Over the years, enterprises realized that their many isolated systems generate a vast amount of data. What if they could put all that massive data into one centralized platform, correlate it and analyze it? Surely that would uncover a wealth of relevant, hidden business insights. Of course, those were the eighties (actually earlier), so this new platform was called the Data Warehouse. And it was good. So, over the years, it became very popular and by the end of the nineties nearly every large organization had one or dozen of them.
However, with all the goodness, there were some challenges. Data warehousing required a lot of specialized skills and tools. For example, regular databases couldn’t really support very large data warehouses, so from a certain scale, it required specialized and expensive products – like those from Teradata. As a response to the quick adoption of the data warehouse, the “classical” MPP databases arrived to the market about a decade ago, first Netezza and later the rest of the gang (Vertica, Greenplum etc). They were all relatively low cost, and built parallel processing on top of shared-nothing cluster architecture. They were the one place were you could throw “petabytes of data” and analyze it over a large, mostly-commodity, computing cluster.
So, what happened?
Simply, over the time the market gained experience and its requirements and expectations have evolved. For example, some examples of challenges not solved by existing MPP databases include:
- The main challenge of a data warehouse is making sense of the data. The classical DW solution is to clean up and standardize the data as it is being loaded (ETL). This is required as the regular MPP database schema is rigid, and schema evolution is hard and painful (just like all relational databases). That standard method is, however, complex and very time consuming, which makes it very hard for the DW to adapt to the constant and frequent changes in its source systems.
Nowadays, a common requirement is to support dynamic schemas / schema-on-read, so at the very least the frequent schema and data sources changes wont block the ingestion of data.
This also supports the on-going shift of power from DBAs to the developers.
- The classical MPP databases have relatively rigid HA and scalability – unlikely that you could add a couple of nodes every week or every month in real life or survive a “once an hour” node failure rate etc.

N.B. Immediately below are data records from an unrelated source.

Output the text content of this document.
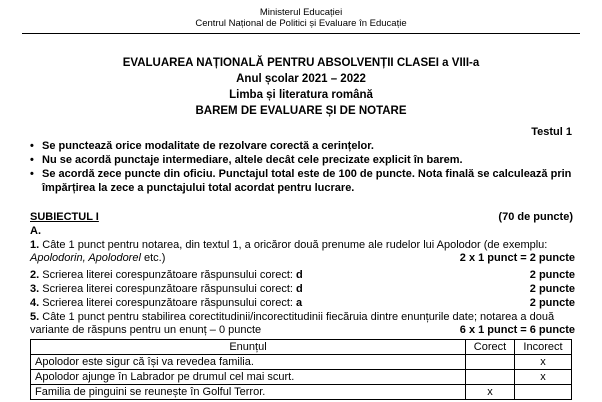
Ministerul Educației
Centrul Național de Politici și Evaluare în Educație
EVALUAREA NAȚIONALĂ PENTRU ABSOLVENȚII CLASEI a VIII-a
Anul școlar 2021 – 2022
Limba și literatura română
BAREM DE EVALUARE ȘI DE NOTARE
Testul 1
• Se punctează orice modalitate de rezolvare corectă a cerințelor.
• Nu se acordă punctaje intermediare, altele decât cele precizate explicit în barem.
• Se acordă zece puncte din oficiu. Punctajul total este de 100 de puncte. Nota finală se calculează prin împărțirea la zece a punctajului total acordat pentru lucrare.
SUBIECTUL I	(70 de puncte)
A.
1. Câte 1 punct pentru notarea, din textul 1, a oricăror două prenume ale rudelor lui Apolodor (de exemplu: Apolodorin, Apolodorel etc.)	2 x 1 punct = 2 puncte
2. Scrierea literei corespunzătoare răspunsului corect: d	2 puncte
3. Scrierea literei corespunzătoare răspunsului corect: d	2 puncte
4. Scrierea literei corespunzătoare răspunsului corect: a	2 puncte
5. Câte 1 punct pentru stabilirea corectitudinii/incorectitudinii fiecăruia dintre enunțurile date; notarea a două variante de răspuns pentru un enunț – 0 puncte	6 x 1 punct = 6 puncte
Enunțul	Corect	Incorect
Apolodor este sigur că își va revedea familia.		x
Apolodor ajunge în Labrador pe drumul cel mai scurt.		x
Familia de pinguini se reunește în Golful Terror.	x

In other words, MPP databases provided scalability but not elasticity, plus HA that is focused on surviving a single node failure.
Today elasticity is a requirement – inspired by “failure is a common, normal event” mentality of Hadoop and of relying on lower-end commodity servers.

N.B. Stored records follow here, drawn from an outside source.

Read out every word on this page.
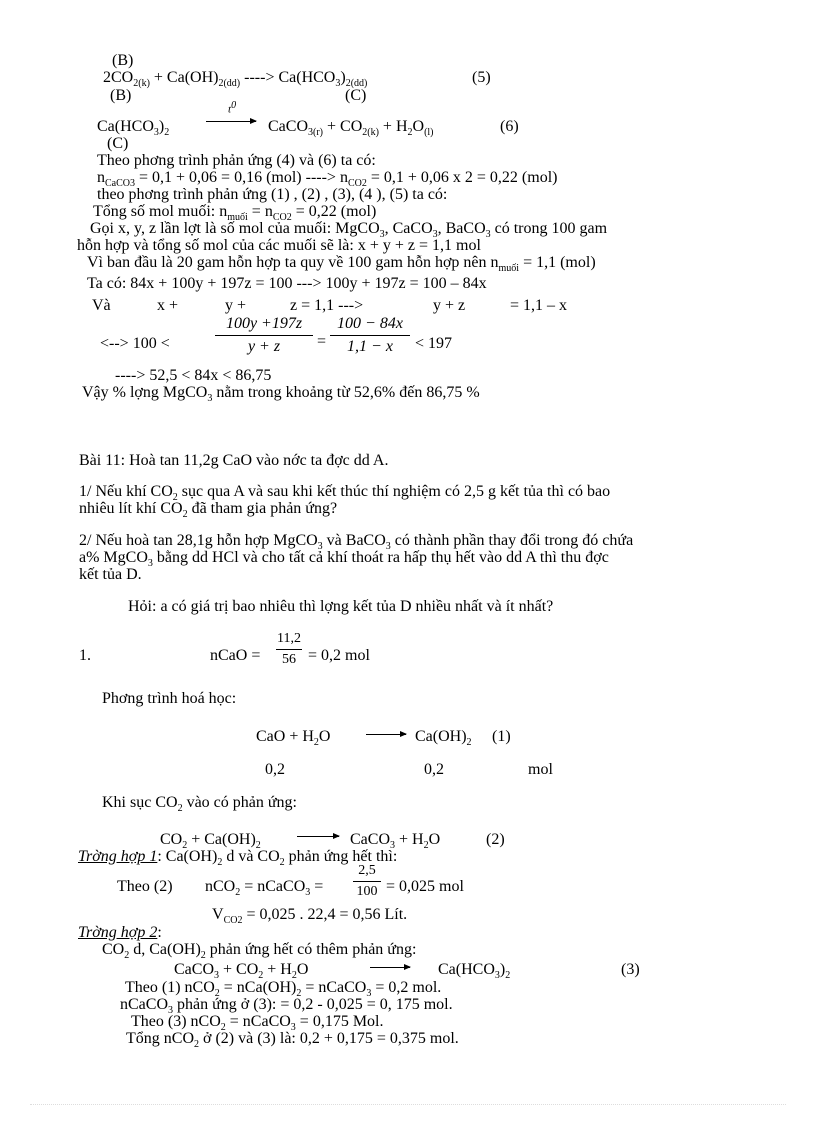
(B)
$2CO_{2(k)} + Ca(OH)_{2(dd)}$ ----> $Ca(HCO_3)_{2(dd)}$	(5)
(B)	(C)
$Ca(HCO_3)_2$
$t^0$
CaCO$_{3(r)}$ + $CO_{2(k)} + H_2O_{(l)}$	(6)
(C)
Theo phơng trình phản ứng (4) và (6) ta có:
$n_{CaCO3} = 0,1 + 0,06 = 0,16$ (mol) ----> $n_{CO2} = 0,1 + 0,06$ x 2 = 0,22 (mol)
theo phơng trình phản ứng (1) , (2) , (3), (4 ), (5) ta có:
Tổng số mol muối: $n_{muối} = n_{CO2} = 0,22$ (mol)
Gọi x, y, z lần lợt là số mol của muối: MgCO$_3$, CaCO$_3$, BaCO$_3$ có trong 100 gam
hỗn hợp và tổng số mol của các muối sẽ là: x + y + z = 1,1 mol
Vì ban đầu là 20 gam hỗn hợp ta quy về 100 gam hỗn hợp nên $n_{muối} = 1,1$ (mol)
Ta có: 84x + 100y + 197z = 100 ---> 100y + 197z = 100 – 84x
Và	x +	y +	z = 1,1 --->	y + z	= 1,1 – x
<--> 100 <
100y +197z
y + z	=
100 − 84x
1,1 − x	< 197
----> 52,5 < 84x < 86,75
Vậy % lợng MgCO$_3$ nằm trong khoảng từ 52,6% đến 86,75 %
Bài 11: Hoà tan 11,2g CaO vào nớc ta đợc dd A.
1/ Nếu khí $CO_2$ sục qua A và sau khi kết thúc thí nghiệm có 2,5 g kết tủa thì có bao
nhiêu lít khí $CO_2$ đã tham gia phản ứng?
2/ Nếu hoà tan 28,1g hỗn hợp MgCO$_3$ và BaCO$_3$ có thành phần thay đổi trong đó chứa
a% MgCO$_3$ bằng dd HCl và cho tất cả khí thoát ra hấp thụ hết vào dd A thì thu đợc
kết tủa D.
Hỏi: a có giá trị bao nhiêu thì lợng kết tủa D nhiều nhất và ít nhất?
1.	nCaO =
11,2
56 = 0,2 mol
Phơng trình hoá học:
CaO + $H_2O$	$Ca(OH)_2$ (1)
0,2	0,2	mol
Khi sục $CO_2$ vào có phản ứng:
$CO_2 + Ca(OH)_2$	CaCO$_3$ + $H_2O$	(2)
Trờng hợp 1: $Ca(OH)_2$ d và $CO_2$ phản ứng hết thì:
Theo (2) nCO$_2$ = nCaCO$_3$ =
2,5
100 = 0,025 mol
$V_{CO2} = 0,025$ . 22,4 = 0,56 Lít.
Trờng hợp 2:
$CO_2$ d, $Ca(OH)_2$ phản ứng hết có thêm phản ứng:
CaCO$_3$ + $CO_2 + H_2O$	$Ca(HCO_3)_2$	(3)
Theo (1) $nCO_2 = nCa(OH)_2$ = nCaCO$_3$ = 0,2 mol.
nCaCO$_3$ phản ứng ở (3): = 0,2 - 0,025 = 0, 175 mol.
Theo (3) nCO$_2$ = nCaCO$_3$ = 0,175 Mol.
Tổng nCO$_2$ ở (2) và (3) là: 0,2 + 0,175 = 0,375 mol.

The next step for this mentality will be to also replace the DR concept with a native multi-data-center active-active support as part of the core architecture, which some of the NOSQL and NewSQL players are advocating.
- If talking about rigidity, the existing players usually had an assumption of isolation and uniformity – uniform physical nodes, dedicated high performance cluster interconnect and relatively homogenous workload.
Nowadays with cloud deployments or deployments on a shared Hadoop cluster (maybe virtualized in the future), those assumptions needs to be revisited and products needs to take into account never-ending fluctuation of CPU, I/O and network on shared resources.
- Finally, MPP databases are propriety, closed-source beasts. That doesn’t fit well with the collaborative open-source ecosystem led by the major web giants which are the main driver behind the existing big data boom, innovation and fast pace. This represents a huge mentality shift – just think why MapR doesn’t own the Hadoop market even though it came with a superior offering early on.
Speaking of mentality shift – one more thing to add .Most organizations that will start implementing a solution increasingly ask for a single “big data” platform – that must support complex SQL but also online/OLTP lookups, batches processing unstructured data, free-text searches, graph analysis and whatever else comes up next (future-proofing). For that, the industry is no doubt standardizing on Hadoop as the unifying infrastructure – and will converge around YARN + HDFS infrastructure. Now, no one wants start its big data journey with two big data platforms, so even if sometimes it could have made sense, it will be very hard to promote such solution at the current industry buzz level. The only exception might be SAP Hana, which built a unique offering of merging OLTP and DW into a single MPP system – skipping the ETL headache altogether (while also of course supports integration with Hadoop).
So, what will happen?
Well, looking at my crystal ball, it seems that popularity will continue to quickly shift to modern MPP databases on top of Hadoop.They will have flexible schema (which sucks, but it’s the only way to keep up with the schema changes and data sources proliferation). They will be significantly less monolithic and will leverage the Hadoop ecosystem instead – for example HDFS for storage management, YARN for resource management, HCatalog for metadata management, maybe even support for various open on-disk file formats etc. So, they will be mostly trimmed down to parallel query optimization and runtime engines.
As for the old MPP players, they would sooner or later try to adapt to this world, but for most of them it is simply too late already. The only player who have committed to such change is Greenplum (now: Pivotal) which started migrating its MPP database to HDFS (and renamed it to HAWQ). Even for them, even though their first release is now out, handling the challenges mentioned will not be easy. But it is still early in the game, and their lead (in my opinion) in query optimization over the rest of the “SQL on/in Hadoop” players may buy them enough time to evolve into a truly leading “next-gen” MPP-on-Hadoop player.